Lot 347
  • 347

Chokwe Bird Mask, Angola

Estimate
150,000 - 200,000 USD
bidding is closed

Description

  • wood
  • Height: 12 3/4 in (32.4 cm)

Provenance

Reportedly collected in situ before 1939
Carlo Monzino, Castagnola
Private Collection, by descent from the above

Exhibited

The Center for African Art, New York, African Aesthetics: The Carlo Monzino Collection, May 7 - September 7, 1986

Literature

Susan Mullin Vogel, African Aesthetics: The Carlo Monzino Collection, New York, 1986, pp. 182 and 218, cat. 131

Catalogue Note

Starting in 1958 and over the next three decades, Carlo Monzino (March 14, 1931 - October 8, 1996) formed an outstanding collection of Modern painting and African sculpture which is revered to this day as one of the best of its kind ever assembled. In the early 1960s, Monzino managed to acquire a large group of works from the estate of British sculptor Sir Jacob Epstein, an artist from the circle of Picasso, Matisse and Moore, including the iconic group of Fang reliquary statues which is today in the Musée Dapper in Paris. A true connoisseur, Monzino garvitated to visually provocative works of the highest artistic quality for which the offered lot is a magnificent example.

According to Marie-Louis Bastin (letter dated November 20, 1981, on file with Sotheby's), the Monzino mask is one of only three Chokwe masks representing the bird spirit kapukulu. The other two masks are: one collected by Dr. A. de Barros Machado for the Museo de Dundo (Angola) and a second in a private collection which was exhibited in William Rubin's seminal 1984 exhibition "Primitivism" in 20th Century Art at the Museum of Modern Art in New York (Rubin 1984: 364).

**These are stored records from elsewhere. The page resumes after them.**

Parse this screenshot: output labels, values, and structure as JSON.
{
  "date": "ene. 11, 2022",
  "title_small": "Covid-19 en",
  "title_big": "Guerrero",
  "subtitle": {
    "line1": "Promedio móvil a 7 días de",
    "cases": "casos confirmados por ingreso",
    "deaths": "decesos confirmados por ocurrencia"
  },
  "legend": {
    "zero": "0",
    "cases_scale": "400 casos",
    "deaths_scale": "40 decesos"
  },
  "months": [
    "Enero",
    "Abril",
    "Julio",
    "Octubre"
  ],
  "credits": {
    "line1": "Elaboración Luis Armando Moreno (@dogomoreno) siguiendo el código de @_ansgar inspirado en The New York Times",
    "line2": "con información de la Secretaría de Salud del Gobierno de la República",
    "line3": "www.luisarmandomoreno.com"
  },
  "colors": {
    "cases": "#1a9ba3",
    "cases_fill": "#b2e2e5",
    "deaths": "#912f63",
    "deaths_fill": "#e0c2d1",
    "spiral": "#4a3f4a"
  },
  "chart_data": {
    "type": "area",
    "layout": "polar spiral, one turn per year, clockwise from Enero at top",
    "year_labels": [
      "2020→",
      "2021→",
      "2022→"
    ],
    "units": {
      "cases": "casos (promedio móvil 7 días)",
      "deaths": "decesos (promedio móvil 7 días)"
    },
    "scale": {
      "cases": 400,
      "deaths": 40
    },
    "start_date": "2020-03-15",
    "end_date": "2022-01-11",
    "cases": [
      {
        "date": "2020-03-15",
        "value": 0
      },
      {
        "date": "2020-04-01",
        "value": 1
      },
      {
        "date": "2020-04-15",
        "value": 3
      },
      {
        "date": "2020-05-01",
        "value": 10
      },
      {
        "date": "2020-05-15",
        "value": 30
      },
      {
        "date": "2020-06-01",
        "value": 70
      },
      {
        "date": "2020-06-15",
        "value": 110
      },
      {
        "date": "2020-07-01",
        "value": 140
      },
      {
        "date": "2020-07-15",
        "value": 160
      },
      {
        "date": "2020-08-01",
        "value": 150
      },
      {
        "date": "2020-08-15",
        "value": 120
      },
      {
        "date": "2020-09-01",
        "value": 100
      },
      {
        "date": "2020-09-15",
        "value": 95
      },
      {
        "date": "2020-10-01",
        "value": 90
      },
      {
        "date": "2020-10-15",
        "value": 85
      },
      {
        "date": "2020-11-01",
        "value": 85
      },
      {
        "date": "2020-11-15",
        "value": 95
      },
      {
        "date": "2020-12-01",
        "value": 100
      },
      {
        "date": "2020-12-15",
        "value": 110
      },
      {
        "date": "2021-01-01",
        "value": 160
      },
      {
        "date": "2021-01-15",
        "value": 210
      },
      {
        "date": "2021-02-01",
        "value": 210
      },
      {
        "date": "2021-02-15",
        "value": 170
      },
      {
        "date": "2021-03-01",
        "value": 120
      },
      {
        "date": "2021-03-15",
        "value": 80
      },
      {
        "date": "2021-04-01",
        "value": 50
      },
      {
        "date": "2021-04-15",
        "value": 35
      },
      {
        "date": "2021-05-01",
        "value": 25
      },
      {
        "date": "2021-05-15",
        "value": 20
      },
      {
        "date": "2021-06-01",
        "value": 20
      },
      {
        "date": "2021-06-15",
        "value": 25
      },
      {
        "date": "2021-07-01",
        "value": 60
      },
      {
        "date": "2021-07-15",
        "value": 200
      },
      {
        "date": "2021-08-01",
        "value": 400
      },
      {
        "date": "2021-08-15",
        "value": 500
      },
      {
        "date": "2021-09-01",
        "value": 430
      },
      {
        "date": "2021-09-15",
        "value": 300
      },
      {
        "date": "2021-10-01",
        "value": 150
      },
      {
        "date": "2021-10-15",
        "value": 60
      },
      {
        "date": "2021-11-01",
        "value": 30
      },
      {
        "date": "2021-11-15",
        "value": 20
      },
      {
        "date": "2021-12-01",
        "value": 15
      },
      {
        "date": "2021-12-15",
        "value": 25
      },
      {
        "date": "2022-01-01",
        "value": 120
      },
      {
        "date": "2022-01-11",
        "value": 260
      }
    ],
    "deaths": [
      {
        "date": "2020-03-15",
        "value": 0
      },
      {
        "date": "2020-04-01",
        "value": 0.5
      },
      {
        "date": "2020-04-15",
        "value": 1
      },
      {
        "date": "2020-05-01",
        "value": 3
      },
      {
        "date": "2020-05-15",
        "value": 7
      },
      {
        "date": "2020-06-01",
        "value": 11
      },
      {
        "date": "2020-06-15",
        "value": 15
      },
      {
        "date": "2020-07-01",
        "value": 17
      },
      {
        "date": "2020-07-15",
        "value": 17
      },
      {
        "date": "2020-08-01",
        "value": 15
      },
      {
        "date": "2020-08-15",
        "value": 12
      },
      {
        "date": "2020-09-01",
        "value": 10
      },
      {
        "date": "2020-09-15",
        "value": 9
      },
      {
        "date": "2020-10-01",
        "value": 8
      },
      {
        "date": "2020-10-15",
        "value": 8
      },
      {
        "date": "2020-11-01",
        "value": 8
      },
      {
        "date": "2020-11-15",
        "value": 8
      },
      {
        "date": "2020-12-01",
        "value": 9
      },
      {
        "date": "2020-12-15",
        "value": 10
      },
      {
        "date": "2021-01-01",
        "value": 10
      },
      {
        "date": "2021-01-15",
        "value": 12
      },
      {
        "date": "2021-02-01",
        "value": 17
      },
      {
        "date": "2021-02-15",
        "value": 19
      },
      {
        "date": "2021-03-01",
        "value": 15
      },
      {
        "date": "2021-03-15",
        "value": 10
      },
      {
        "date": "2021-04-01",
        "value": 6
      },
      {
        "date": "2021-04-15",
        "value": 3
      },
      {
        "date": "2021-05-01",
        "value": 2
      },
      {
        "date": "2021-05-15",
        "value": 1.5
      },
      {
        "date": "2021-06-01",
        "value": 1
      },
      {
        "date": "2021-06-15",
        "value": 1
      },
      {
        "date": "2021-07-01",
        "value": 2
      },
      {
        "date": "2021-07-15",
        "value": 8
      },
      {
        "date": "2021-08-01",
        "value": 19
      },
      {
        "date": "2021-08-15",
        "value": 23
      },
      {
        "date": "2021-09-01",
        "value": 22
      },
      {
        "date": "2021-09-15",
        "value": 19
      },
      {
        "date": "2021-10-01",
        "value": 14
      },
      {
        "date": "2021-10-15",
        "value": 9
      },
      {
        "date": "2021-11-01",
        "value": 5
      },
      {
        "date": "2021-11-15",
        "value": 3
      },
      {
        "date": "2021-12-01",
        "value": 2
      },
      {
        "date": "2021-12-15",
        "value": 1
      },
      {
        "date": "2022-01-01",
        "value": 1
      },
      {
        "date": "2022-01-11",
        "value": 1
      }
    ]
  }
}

In her discussion of the offered lot at the occasion of the exhibition African Aesthetics: The Carlo Monzino Collection at The Center for African Art, New York, Vogel (1986: 182) adds: "Its gaze impenetrable and indefinite, this mask communicates the essence of a bird's head without reference to specific features. Bastin (1981) has identified it as khanga, a guinea fowl that for the Chokwe symbolizes fecundity. She reports that masks of this type, along with human and animal masks, such as those representing pigs and baboons, appear in traditional Chokwe festivals that are part of a magico-religious complex intended to promote the harmony and well-being of the community. A bird spirit is also honored by the Chokwe to increase the fruitfulness of women, and the success of the hunt. The almost brazen simplicity of this mask is remarkably effective. [...] The double rim, suggesting a hooded, mysetrious covering, must be imagined as it looked when the mask was worn, for the wearer's eyes were surely visible in these large openings."